Roundup, the most popular and profitable weed killer ever sold, uses glyphosate as its most active ingredient. Glyphosate is toxic to most broadleaf plants and grasses. It kills most plants it comes into contact with, instead of targeting certain weeds or plants.
However, as the years went on, science questioned the safety of glyphosate. Studies have shown that the chemical might cause illness to humans and cause damage to the environment. The International Agency for Research on Cancer categorizes glyphosate as possibly carcinogenic to humans—essentially, the IARC is saying this toxin may cause cancer.
In 2018, Roundup was purchased by Bayer. By then, consumers had filed thousands of lawsuits linking Roundup to cancer. The most common cancer associated with Roundup is non-Hodgkin’s lymphoma. Bayer committed to begin in 2023 replacing “its glyphosate-based products in the U.S. residential Lawn & Garden market with new formulations that rely on alternative active ingredients.”
Roundup Cancer Lawsuits
Monsanto has settled over 100,000 Roundup lawsuits, paying out about $11 billion as of May 2022. There are still 30,000 lawsuits pending. This includes 4,000 cases in multidistrict litigation (MDL) in California. MDL cases are not class-action suits. Instead they group cases together so that instead of answering the same question repeatedly in each separate lawsuit, the courts can resolve some specific issues for all of them at once.
In June 2022, the Ninth Circuit filed a decision in a Roundup case. In the court’s opinion, the Ninth Circuit urged the Environmental Protection Agency (EPA) to reconsider its conclusion that Roundup does not cause substantial harm to people or the environment. Also in that month, the Supreme Court dismissed an appeal by Bayer in another Roundup case.
In July 2022, the 11th Circuit ruled that Bayer had failed to adequately warn about the risk of cancer from Roundup.

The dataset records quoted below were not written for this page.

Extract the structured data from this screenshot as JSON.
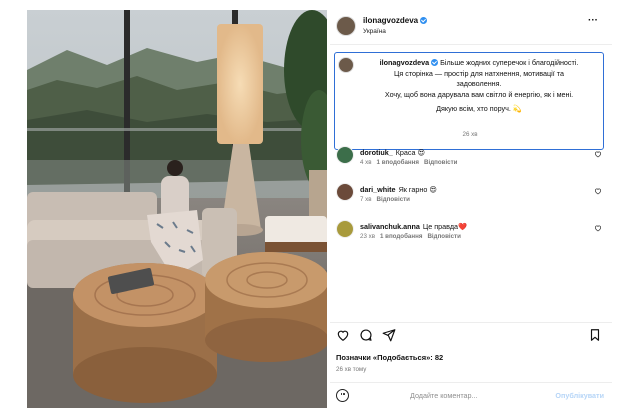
{
  "post": {
    "username": "ilonagvozdeva",
    "location": "Україна",
    "more_icon": "more-horizontal-icon"
  },
  "caption": {
    "username": "ilonagvozdeva",
    "line1": "Більше жодних суперечок і благодійності.",
    "line2": "Ця сторінка — простір для натхнення, мотивації та",
    "line3": "задоволення.",
    "line4": "Хочу, щоб вона дарувала вам світло й енергію, як і мені.",
    "line5": "Дякую всім, хто поруч. 💫",
    "time": "26 хв"
  },
  "comments": [
    {
      "username": "dorotiuk_",
      "text": "Краса 😍",
      "time": "4 хв",
      "likes": "1 вподобання",
      "reply": "Відповісти",
      "avatar_color": "#3c6e4a"
    },
    {
      "username": "dari_white",
      "text": "Як гарно 😍",
      "time": "7 хв",
      "reply": "Відповісти",
      "avatar_color": "#6b4a3a"
    },
    {
      "username": "salivanchuk.anna",
      "text": "Це правда❤️",
      "time": "23 хв",
      "likes": "1 вподобання",
      "reply": "Відповісти",
      "avatar_color": "#a89a3c"
    }
  ],
  "actions": {
    "likes_text": "Позначки «Подобається»: 82",
    "time_ago": "26 хв тому"
  },
  "comment_box": {
    "placeholder": "Додайте коментар...",
    "publish_label": "Опублікувати"
  },
  "colors": {
    "verified": "#2f8ff0",
    "caption_border": "#2f6fd6",
    "publish_disabled": "#b6d5f7"
  }
}
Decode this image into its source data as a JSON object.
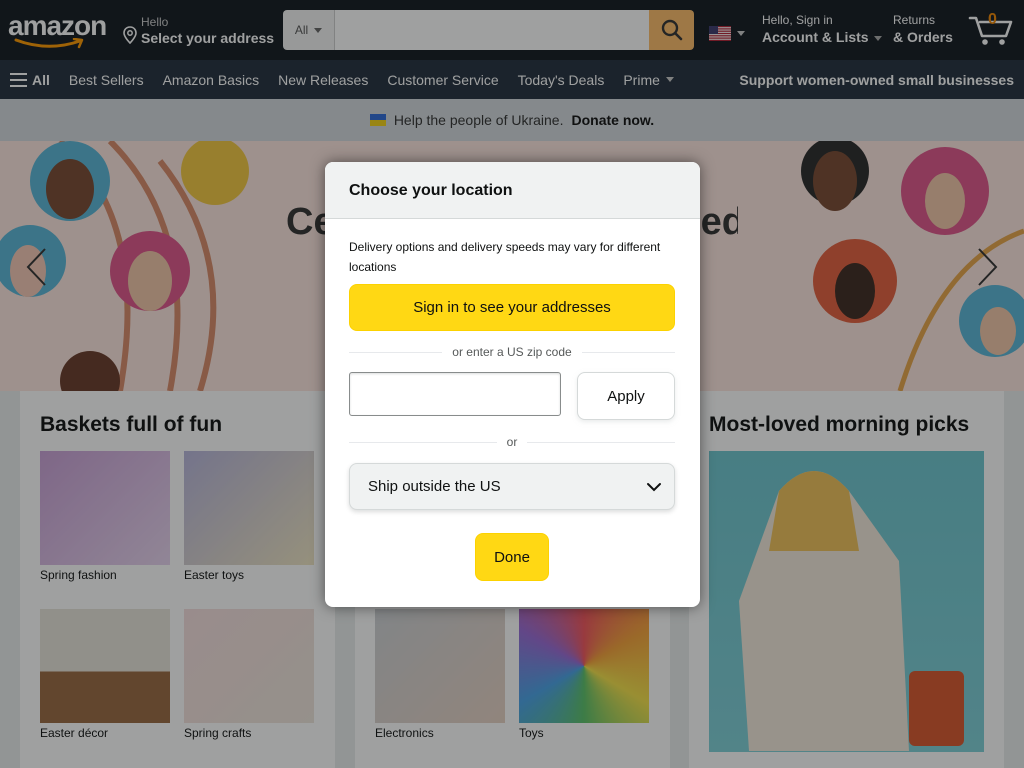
{
  "header": {
    "logo_text": "amazon",
    "address": {
      "greeting": "Hello",
      "label": "Select your address"
    },
    "search": {
      "category": "All",
      "placeholder": ""
    },
    "account": {
      "greeting": "Hello, Sign in",
      "label": "Account & Lists"
    },
    "returns": {
      "line1": "Returns",
      "line2": "& Orders"
    },
    "cart": {
      "count": "0"
    }
  },
  "nav": {
    "all_label": "All",
    "items": [
      "Best Sellers",
      "Amazon Basics",
      "New Releases",
      "Customer Service",
      "Today's Deals"
    ],
    "prime_label": "Prime",
    "promo": "Support women-owned small businesses"
  },
  "banner": {
    "text": "Help the people of Ukraine.",
    "link": "Donate now."
  },
  "hero": {
    "title_left": "Ce",
    "title_right": "ed"
  },
  "cards": [
    {
      "title": "Baskets full of fun",
      "tiles": [
        "Spring fashion",
        "Easter toys",
        "Easter décor",
        "Spring crafts"
      ]
    },
    {
      "title": "",
      "tiles": [
        "Electronics",
        "Toys"
      ]
    },
    {
      "title": "Most-loved morning picks",
      "tiles": []
    }
  ],
  "modal": {
    "title": "Choose your location",
    "description": "Delivery options and delivery speeds may vary for different locations",
    "signin_button": "Sign in to see your addresses",
    "zip_separator": "or enter a US zip code",
    "zip_value": "",
    "apply_button": "Apply",
    "or_separator": "or",
    "ship_select": "Ship outside the US",
    "done_button": "Done"
  },
  "colors": {
    "header_bg": "#131921",
    "nav_bg": "#232f3e",
    "search_button": "#febd69",
    "primary_button": "#ffd814",
    "cart_count": "#f08804"
  }
}
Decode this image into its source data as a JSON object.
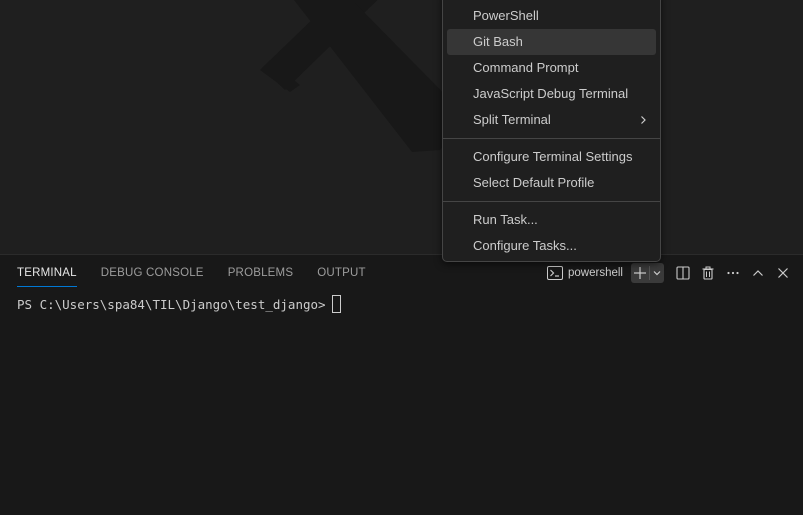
{
  "terminal_menu": {
    "groups": [
      [
        {
          "label": "PowerShell"
        },
        {
          "label": "Git Bash"
        },
        {
          "label": "Command Prompt"
        },
        {
          "label": "JavaScript Debug Terminal"
        },
        {
          "label": "Split Terminal",
          "submenu": true
        }
      ],
      [
        {
          "label": "Configure Terminal Settings"
        },
        {
          "label": "Select Default Profile"
        }
      ],
      [
        {
          "label": "Run Task..."
        },
        {
          "label": "Configure Tasks..."
        }
      ]
    ],
    "highlighted": "Git Bash"
  },
  "panel": {
    "tabs": [
      {
        "label": "TERMINAL",
        "active": true
      },
      {
        "label": "DEBUG CONSOLE",
        "active": false
      },
      {
        "label": "PROBLEMS",
        "active": false
      },
      {
        "label": "OUTPUT",
        "active": false
      }
    ],
    "profile_label": "powershell",
    "actions": {
      "new_terminal_icon": "plus-icon",
      "launch_profile_icon": "chevron-down-icon",
      "split_icon": "split-editor-icon",
      "kill_icon": "trash-icon",
      "more_icon": "ellipsis-icon",
      "maximize_icon": "chevron-up-icon",
      "close_icon": "close-icon"
    }
  },
  "terminal": {
    "prompt": "PS C:\\Users\\spa84\\TIL\\Django\\test_django>"
  },
  "colors": {
    "background": "#1f1f1f",
    "panel_background": "#181818",
    "active_tab_indicator": "#0078d4",
    "menu_highlight": "#363636",
    "text": "#cccccc"
  }
}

Does Roundup Really Cause Cancer?
While the EPA suggests that there’s no direct link, the International Agency for Research on Cancer’s stance is more in line with scientific evidence. A study from the University of Washington found that exposure to glyphosate increased an individual’s risk of non-Hodgkin’s lymphoma by 41%. That is significant.
The CDC recently released findings that up to 80% of Americans may have traces of Roundup in their urine, showing they have been exposed to it. Considering that 200 million pounds of Roundup are sprayed annually on U.S. crops, it is not surprising most of the population has been exposed to it.